A Study of Lunar Microwave Radiation Based on Satellite Observations

Abstract

In recent years, the study of microwave radiation from the Moon’s surface has been of interest to the astronomy and remote sensing communities. Due to the stable geophysical properties of the Moon’s surface, microwave lunar radiation is highly predictable and can be accurately modeled, given sufficient observations from reliable instruments. Specifically, for microwave remote sensing study, if International System of Unit (SI) traceable observations of the Moon are available, the Moon can thus be used as an SI traceable calibration reference for microwave instruments to evaluate their calibration accuracies and assess their long-term calibration stabilities. Major challenges of using the Moon as a radiometric source standard for microwave sensors include the uncertainties in antenna pattern measurements, the reliability of measurements of brightness temperature (Tb) in the microwave spectrum of the lunar surface, and knowledge of the lunar phase lag because of penetration depths at different detection frequencies.

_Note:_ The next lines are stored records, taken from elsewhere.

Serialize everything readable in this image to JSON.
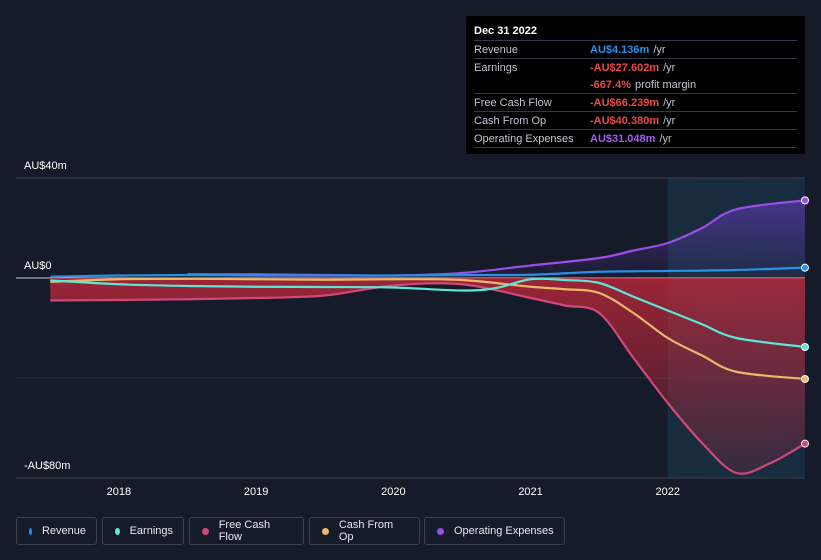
{
  "chart_data": {
    "type": "line",
    "currency": "AU$",
    "y_axis_labels": {
      "top": "AU$40m",
      "zero": "AU$0",
      "bottom": "-AU$80m"
    },
    "ylim": [
      -80,
      40
    ],
    "x_ticks": [
      "2018",
      "2019",
      "2020",
      "2021",
      "2022"
    ],
    "xlim": [
      2017.25,
      2023.0
    ],
    "highlight_start": 2022.0,
    "series": [
      {
        "name": "Revenue",
        "key": "revenue",
        "color": "#2b8fe6",
        "x": [
          2017.5,
          2018.0,
          2018.5,
          2019.0,
          2019.5,
          2020.0,
          2020.5,
          2021.0,
          2021.5,
          2022.0,
          2022.5,
          2023.0
        ],
        "values": [
          0.5,
          1.0,
          1.2,
          1.0,
          1.0,
          1.0,
          1.2,
          1.3,
          2.5,
          2.8,
          3.2,
          4.136
        ]
      },
      {
        "name": "Earnings",
        "key": "earnings",
        "color": "#5ce6d6",
        "x": [
          2017.5,
          2018.0,
          2018.5,
          2019.0,
          2019.5,
          2020.0,
          2020.5,
          2020.75,
          2021.0,
          2021.25,
          2021.5,
          2021.75,
          2022.0,
          2022.25,
          2022.5,
          2023.0
        ],
        "values": [
          -1.0,
          -2.5,
          -3.2,
          -3.5,
          -3.6,
          -3.8,
          -5.0,
          -4.0,
          -0.5,
          -0.8,
          -2.0,
          -7.5,
          -13.0,
          -18.5,
          -24.0,
          -27.602
        ]
      },
      {
        "name": "Free Cash Flow",
        "key": "fcf",
        "color": "#d0477a",
        "x": [
          2017.5,
          2018.0,
          2018.5,
          2019.0,
          2019.5,
          2020.0,
          2020.5,
          2021.0,
          2021.25,
          2021.5,
          2021.75,
          2022.0,
          2022.25,
          2022.5,
          2022.75,
          2023.0
        ],
        "values": [
          -9.0,
          -8.8,
          -8.5,
          -8.0,
          -7.0,
          -3.0,
          -2.5,
          -8.0,
          -11.0,
          -14.0,
          -32.0,
          -50.0,
          -66.0,
          -78.0,
          -74.0,
          -66.239
        ]
      },
      {
        "name": "Cash From Op",
        "key": "cfo",
        "color": "#e8b96b",
        "x": [
          2017.5,
          2018.0,
          2018.5,
          2019.0,
          2019.5,
          2020.0,
          2020.5,
          2021.0,
          2021.25,
          2021.5,
          2021.75,
          2022.0,
          2022.25,
          2022.5,
          2023.0
        ],
        "values": [
          -1.5,
          -0.5,
          -0.3,
          -0.5,
          -0.7,
          -0.5,
          -0.8,
          -3.5,
          -4.5,
          -6.0,
          -14.0,
          -24.0,
          -31.0,
          -37.5,
          -40.38
        ]
      },
      {
        "name": "Operating Expenses",
        "key": "opex",
        "color": "#9a4ee6",
        "x": [
          2018.5,
          2019.0,
          2019.5,
          2020.0,
          2020.5,
          2021.0,
          2021.5,
          2021.75,
          2022.0,
          2022.25,
          2022.5,
          2023.0
        ],
        "values": [
          1.5,
          1.5,
          1.2,
          1.0,
          2.0,
          5.0,
          8.0,
          11.0,
          14.0,
          20.0,
          27.5,
          31.048
        ]
      }
    ]
  },
  "tooltip": {
    "date": "Dec 31 2022",
    "rows": [
      {
        "label": "Revenue",
        "value": "AU$4.136m",
        "unit": "/yr",
        "color": "#2b8fe6"
      },
      {
        "label": "Earnings",
        "value": "-AU$27.602m",
        "unit": "/yr",
        "color": "#e64a4a"
      },
      {
        "label": "",
        "value": "-667.4%",
        "unit": "profit margin",
        "color": "#e64a4a"
      },
      {
        "label": "Free Cash Flow",
        "value": "-AU$66.239m",
        "unit": "/yr",
        "color": "#e64a4a"
      },
      {
        "label": "Cash From Op",
        "value": "-AU$40.380m",
        "unit": "/yr",
        "color": "#e64a4a"
      },
      {
        "label": "Operating Expenses",
        "value": "AU$31.048m",
        "unit": "/yr",
        "color": "#a35ef0"
      }
    ]
  },
  "legend": [
    {
      "label": "Revenue",
      "color": "#2b8fe6"
    },
    {
      "label": "Earnings",
      "color": "#5ce6d6"
    },
    {
      "label": "Free Cash Flow",
      "color": "#d0477a"
    },
    {
      "label": "Cash From Op",
      "color": "#e8b96b"
    },
    {
      "label": "Operating Expenses",
      "color": "#9a4ee6"
    }
  ]
}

Most microwave-sounding instruments can collect lunar radiation data from space-view observations during so-called lunar intrusion events that usually occur several days each month. Addressed in this work based on Moon observations from the Advanced Technology Microwave Sounder and the Advanced Microwave Sounding Unit/Microwave Humidity Sounder are two major issues in lunar calibration: the lunar surface microwave Tb spectrum and phase lag. The scientific objective of this study is to present our most recent progress on the study of lunar microwave radiation based on satellite observations. Reported here are the lunar microwave Tb spectrum and phase lag from 23 to 183 GHz based on observations of microwave-sounding instruments onboard different satellite platforms. For current Moon microwave radiation research, this study can help toward better understanding lunar microwave radiation features over a wide spectrum range, laying a solid foundation for future lunar microwave calibration efforts.